Maximize 0s to be flipped in a given Binary array such that there are at least K 0s between two 1s

A Binary Array is a special type of array that only contains the numbers 0 and 1. In this problem, we have given a binary array and integer K. Our task is to count the maximum number of 0’s that can be flipped to 1 in a given binary array such that there are at least K 0’s between two 1s.

Sample Examples

Input 1: arr[] = { 1, 0, 0, 0, 0, 0, 0, 0, 0, 0, 0, 1, 0 },  K = 2

Output 1: yes

Explanation

The 3rd and 6th indexes of the above array in the only valid indexes for filliping so that there are at least 2 zeros between the two 1s. Therefore, the resultant arr is {1, 0, 0, 1, 0, 0, 1, 0, 0, 0, 0, 1, 0}

Input 2: arr[] = {0, 1, 0, 0, 0, 1}, k = 1

Output 2: 1

Explanation

The 3rd index of the above array is the only valid index for flipping.

Approach

We have seen the example above for the given array and integer k, let us move to the approach −

The idea of this approach is that count the consecutive zeros between the two ones and check whether it is suitable to fillip some zeros to one between them. Let's say there are X 0s in between two 1s. The number of 0s that can be flipped between is (X-K) / (K+1), as per the observation. Therefore, traverse the array and keep note of how many consecutive 0s there are between each pair of 1s. Then, add the number of 0s that can be flipped into the variable count, which is the needed response.

Let’s discuss this approach step by step below −

• First, we will create a function ‘onesCount’ that will take the given array ‘arr’ and the integer ‘K’ as the parameter and will return the required integer ‘count’ as the return value.

• Create variable count and lastIdx.

• Initialize the variable count with 0 to store the fillip 0s count.

• Initialize the variable lastIdx with (-(K+1)) to store the last index of value 1 of the array.

• Traverse the array using for loop, which checks if the current element is 1 then verifies whether there are enough 0s between two consecutive 1s to add another 1 in between them. In the end, update the value of the last index of 1.

• Write the condition for calculating the last section of 0s of the array and add it to the variable count.

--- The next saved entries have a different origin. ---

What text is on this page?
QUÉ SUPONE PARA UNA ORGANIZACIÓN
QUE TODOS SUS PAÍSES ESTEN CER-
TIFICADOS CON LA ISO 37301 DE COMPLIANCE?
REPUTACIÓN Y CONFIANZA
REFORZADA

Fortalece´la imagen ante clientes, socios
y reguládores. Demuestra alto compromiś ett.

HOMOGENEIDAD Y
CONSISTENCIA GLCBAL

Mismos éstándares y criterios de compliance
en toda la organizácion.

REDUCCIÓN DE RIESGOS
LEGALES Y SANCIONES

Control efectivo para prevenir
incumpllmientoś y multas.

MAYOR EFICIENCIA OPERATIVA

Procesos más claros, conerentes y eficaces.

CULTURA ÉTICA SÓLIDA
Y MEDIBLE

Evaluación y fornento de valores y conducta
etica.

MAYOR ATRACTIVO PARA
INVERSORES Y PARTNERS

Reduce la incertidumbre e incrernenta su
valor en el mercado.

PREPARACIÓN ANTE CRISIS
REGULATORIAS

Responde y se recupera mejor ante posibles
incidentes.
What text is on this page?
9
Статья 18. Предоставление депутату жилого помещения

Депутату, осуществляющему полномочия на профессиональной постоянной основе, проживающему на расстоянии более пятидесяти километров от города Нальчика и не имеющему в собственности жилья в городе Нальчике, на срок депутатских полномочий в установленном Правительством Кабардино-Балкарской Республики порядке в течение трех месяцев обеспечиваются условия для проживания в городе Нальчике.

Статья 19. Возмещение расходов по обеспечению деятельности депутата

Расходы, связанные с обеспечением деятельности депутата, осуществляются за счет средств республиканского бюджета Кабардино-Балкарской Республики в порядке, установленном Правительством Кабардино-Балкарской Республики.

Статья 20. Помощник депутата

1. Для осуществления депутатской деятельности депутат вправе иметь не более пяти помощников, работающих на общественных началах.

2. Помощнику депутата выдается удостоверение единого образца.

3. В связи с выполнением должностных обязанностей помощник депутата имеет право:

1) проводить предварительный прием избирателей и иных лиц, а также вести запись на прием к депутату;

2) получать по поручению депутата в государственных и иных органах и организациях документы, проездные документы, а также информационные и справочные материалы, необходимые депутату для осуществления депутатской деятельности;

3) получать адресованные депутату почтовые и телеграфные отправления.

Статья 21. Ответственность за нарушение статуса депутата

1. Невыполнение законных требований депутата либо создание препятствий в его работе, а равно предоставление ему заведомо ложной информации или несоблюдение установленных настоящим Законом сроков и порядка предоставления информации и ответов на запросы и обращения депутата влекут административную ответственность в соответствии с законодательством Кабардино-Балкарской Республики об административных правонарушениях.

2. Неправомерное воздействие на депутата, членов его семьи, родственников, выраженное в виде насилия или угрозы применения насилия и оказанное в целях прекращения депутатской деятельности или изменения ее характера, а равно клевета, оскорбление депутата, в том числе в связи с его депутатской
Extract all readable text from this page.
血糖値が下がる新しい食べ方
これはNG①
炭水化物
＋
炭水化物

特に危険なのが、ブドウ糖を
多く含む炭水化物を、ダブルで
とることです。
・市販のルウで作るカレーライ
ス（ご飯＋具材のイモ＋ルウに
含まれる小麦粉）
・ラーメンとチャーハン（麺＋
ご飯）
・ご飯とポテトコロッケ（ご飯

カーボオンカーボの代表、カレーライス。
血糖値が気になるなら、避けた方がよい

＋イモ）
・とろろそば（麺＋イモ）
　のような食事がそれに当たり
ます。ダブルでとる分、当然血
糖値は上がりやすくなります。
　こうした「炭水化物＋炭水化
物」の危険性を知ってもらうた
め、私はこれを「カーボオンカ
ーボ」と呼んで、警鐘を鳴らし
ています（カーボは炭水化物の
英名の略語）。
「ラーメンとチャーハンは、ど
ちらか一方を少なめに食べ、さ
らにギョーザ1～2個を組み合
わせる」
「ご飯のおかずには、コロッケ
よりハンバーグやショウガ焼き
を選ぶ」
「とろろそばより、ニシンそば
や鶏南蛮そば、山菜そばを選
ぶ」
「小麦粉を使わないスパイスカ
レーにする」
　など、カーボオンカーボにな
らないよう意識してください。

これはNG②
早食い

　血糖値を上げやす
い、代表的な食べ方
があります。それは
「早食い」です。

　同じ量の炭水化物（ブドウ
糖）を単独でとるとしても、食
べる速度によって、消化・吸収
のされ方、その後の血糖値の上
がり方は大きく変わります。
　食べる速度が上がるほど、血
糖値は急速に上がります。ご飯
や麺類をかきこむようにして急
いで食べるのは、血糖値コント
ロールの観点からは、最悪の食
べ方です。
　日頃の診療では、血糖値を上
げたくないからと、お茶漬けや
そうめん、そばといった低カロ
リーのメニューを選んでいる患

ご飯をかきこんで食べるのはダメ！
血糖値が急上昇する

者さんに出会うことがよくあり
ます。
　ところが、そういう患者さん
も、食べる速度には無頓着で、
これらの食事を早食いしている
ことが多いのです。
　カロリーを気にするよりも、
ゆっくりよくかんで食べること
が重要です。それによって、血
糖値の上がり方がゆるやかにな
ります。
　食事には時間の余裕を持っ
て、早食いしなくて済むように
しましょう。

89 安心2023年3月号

• In the end, return our final answer count.

Example

Below is C++ program for count maximize 0s to be filliped 1 such that there are at least k o's present between two 1s.

#include <bits/stdc++.h>
using namespace std; 
// Function to find the count of the maximum number of 0s to be filliped 
int onesCount(int arr[], int n, int k){
   int count = 0; // Stores the count of 1's 
   int lastIdx = -(k + 1); // Stores the last index of value 1 
   
   // Traverse the array using for loop
   for (int i = 0; i < n; i++) { 
      // If the current element is 1
      if (arr[i] == 1) { 
      
         // Verify whether there are enough 0s between two consecutive 1s to add another 1 in between them.
         if (i - lastIdx - 1 >= 2 * (k - 1)) {
            count += (i - lastIdx - 1 - k) / (k + 1);
         } 
         lastIdx = i; // Update the last index of the value 1 of the array
      }
   } 
   
   // condition to include the last section of 0s in the array
   count += (n - lastIdx - 1) / (k + 1);
 
   // Return the answer
   return count;
} 
int main(){
   int arr[] = { 1, 0, 0, 0, 0, 0, 0, 0, 0, 0, 0, 1, 0 }; // given array
   int N = sizeof(arr) / sizeof(arr[0]); //getting size of an array
   int K = 2; //given integer 
   
   // Call the function
   int result = onesCount(arr, N, K);    
   cout<< "The count of Maximum filliped of 0's is "<< result ;
   return 0;
}

Output

The Count of Maximum filliped of 0's is 2

Time and Space Complexity

The time complexity of the above code is O(N), as we traverse the array only. Where N is the size of the given array.

The space complexity of the above code is O(1), as we are not using any extra space.

Conclusion

In this tutorial, we have implemented a program to find the Maximize 0s to be flipped in a given Binary array such that there are at least K 0s between two 1s. Solved this problem by counting the consecutive zeros between the two ones and checking whether it is suitable to fillip some zeros to one between them. The time complexity is O(N) and the space complexity of O(1). Where N is the size of the string.